As Rothman and Schekman started to identify the genes involved, it turned out that in many cases they were working on the same things. Vesicle trafficking was as old as eukaryotes themselves, and the same proteins were used in plants, fungi, and animals.
Combined with the work of other labs, a picture emerged where both the vesicles and their targets were decorated with a specific collection of proteins that could fit together like a lock and key (the proteins have names like SNAPs, SNAREs, and VAMPs). When the right combination of SNAPs and SNAREs is brought together, they stick to each other and cause the membranes they're embedded in to fuse. Specificity comes about because vesicles meant for one destination have a combination of proteins on their surface that can only trigger fusion with an equally specific combination on their destination.
Sometimes, however, you need more than just specificity. Cells don't send out insulin and other hormones all the time, and nerves only release neurotransmitters when they're triggered by the activity of other nerves. Stanford's Thomas Südhof shares the Nobel Prize for using the nervous system to understand how the cell controls vesicle fusion. He demonstrated that at a nerve cell's synapse, vesicles filled with neurotransmitters are poised at the cell surface, ready to fuse at a moment's notice.
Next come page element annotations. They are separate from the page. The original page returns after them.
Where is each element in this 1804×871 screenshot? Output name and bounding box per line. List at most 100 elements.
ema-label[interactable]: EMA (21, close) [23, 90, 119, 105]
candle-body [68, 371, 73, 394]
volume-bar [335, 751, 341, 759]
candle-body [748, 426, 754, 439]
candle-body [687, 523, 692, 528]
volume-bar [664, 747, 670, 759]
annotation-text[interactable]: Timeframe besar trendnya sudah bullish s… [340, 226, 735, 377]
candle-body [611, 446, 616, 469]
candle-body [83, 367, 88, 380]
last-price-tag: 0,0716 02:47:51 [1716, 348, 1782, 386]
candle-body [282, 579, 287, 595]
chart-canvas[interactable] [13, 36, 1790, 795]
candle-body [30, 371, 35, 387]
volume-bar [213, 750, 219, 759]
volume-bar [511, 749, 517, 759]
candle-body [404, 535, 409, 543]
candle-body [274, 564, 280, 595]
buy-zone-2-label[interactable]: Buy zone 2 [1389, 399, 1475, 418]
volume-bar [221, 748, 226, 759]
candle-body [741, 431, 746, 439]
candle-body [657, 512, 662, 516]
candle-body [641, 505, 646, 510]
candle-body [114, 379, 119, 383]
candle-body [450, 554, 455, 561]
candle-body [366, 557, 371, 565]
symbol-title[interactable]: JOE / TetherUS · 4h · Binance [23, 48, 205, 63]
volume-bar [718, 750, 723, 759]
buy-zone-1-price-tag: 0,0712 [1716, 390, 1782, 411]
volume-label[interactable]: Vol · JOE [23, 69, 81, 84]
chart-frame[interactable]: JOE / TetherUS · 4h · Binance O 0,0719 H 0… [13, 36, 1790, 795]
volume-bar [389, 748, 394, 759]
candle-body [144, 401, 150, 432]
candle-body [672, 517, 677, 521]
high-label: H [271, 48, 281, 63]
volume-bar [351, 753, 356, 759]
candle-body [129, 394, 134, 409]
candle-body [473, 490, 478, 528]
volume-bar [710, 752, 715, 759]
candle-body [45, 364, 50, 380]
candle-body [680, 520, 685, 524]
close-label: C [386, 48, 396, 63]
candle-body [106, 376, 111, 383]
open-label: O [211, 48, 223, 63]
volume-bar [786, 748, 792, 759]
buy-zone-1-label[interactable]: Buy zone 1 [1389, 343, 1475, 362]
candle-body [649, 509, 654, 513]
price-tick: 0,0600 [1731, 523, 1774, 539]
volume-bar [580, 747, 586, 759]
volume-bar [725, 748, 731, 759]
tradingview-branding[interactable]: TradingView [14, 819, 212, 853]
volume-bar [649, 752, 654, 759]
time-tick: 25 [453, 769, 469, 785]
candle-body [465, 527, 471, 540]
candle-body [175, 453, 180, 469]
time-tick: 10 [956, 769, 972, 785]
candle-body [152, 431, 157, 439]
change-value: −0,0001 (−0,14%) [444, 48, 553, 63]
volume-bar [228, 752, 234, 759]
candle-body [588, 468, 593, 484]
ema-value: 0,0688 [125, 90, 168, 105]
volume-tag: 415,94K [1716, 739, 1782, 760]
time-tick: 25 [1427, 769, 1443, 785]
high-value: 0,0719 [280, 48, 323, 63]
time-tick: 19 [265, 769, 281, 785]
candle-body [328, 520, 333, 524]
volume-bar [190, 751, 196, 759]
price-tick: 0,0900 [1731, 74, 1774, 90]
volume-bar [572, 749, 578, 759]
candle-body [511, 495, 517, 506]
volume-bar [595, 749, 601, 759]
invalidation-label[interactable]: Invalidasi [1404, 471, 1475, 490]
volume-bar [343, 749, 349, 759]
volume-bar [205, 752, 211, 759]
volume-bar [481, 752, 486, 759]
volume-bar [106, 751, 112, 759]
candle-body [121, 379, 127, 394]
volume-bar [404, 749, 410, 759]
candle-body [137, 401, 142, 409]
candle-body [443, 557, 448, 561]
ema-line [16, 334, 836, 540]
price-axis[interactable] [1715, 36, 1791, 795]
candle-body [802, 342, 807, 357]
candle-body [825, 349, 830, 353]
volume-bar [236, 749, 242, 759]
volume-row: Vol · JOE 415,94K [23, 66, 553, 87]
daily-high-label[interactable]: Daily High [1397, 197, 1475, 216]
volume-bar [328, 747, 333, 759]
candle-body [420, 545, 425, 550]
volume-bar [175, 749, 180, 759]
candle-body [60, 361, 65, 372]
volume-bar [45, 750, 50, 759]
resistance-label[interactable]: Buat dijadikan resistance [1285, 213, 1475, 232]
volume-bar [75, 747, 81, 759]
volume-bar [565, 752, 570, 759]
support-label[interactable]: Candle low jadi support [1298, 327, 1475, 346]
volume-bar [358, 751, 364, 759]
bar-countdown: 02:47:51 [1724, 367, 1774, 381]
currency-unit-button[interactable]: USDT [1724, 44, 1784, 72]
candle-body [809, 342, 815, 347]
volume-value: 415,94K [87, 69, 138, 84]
Südhof identified another set of proteins that interacted with SNAPs and SNAREs, blocking their ability to trigger vesicle fusion. When the right signal was received, however—in the case of nerve cells, this involves a burst of calcium ions—the inhibition gets released, and the vesicle can fuse almost instantaneously. This process ensures that signals within the nervous system get transmitted rapidly.
The prize citation notes that this process does have some medical implications. There are a number of inherited disorders that alter the process, and some neurotoxins (including Botox) target it as well. But really, knowing something as basic as how proteins get delivered to the right place in the cell is closer to something like essential background reading for all of medicine. It helps us make sense of many, many process, a lot of which have clear and direct medical relevance.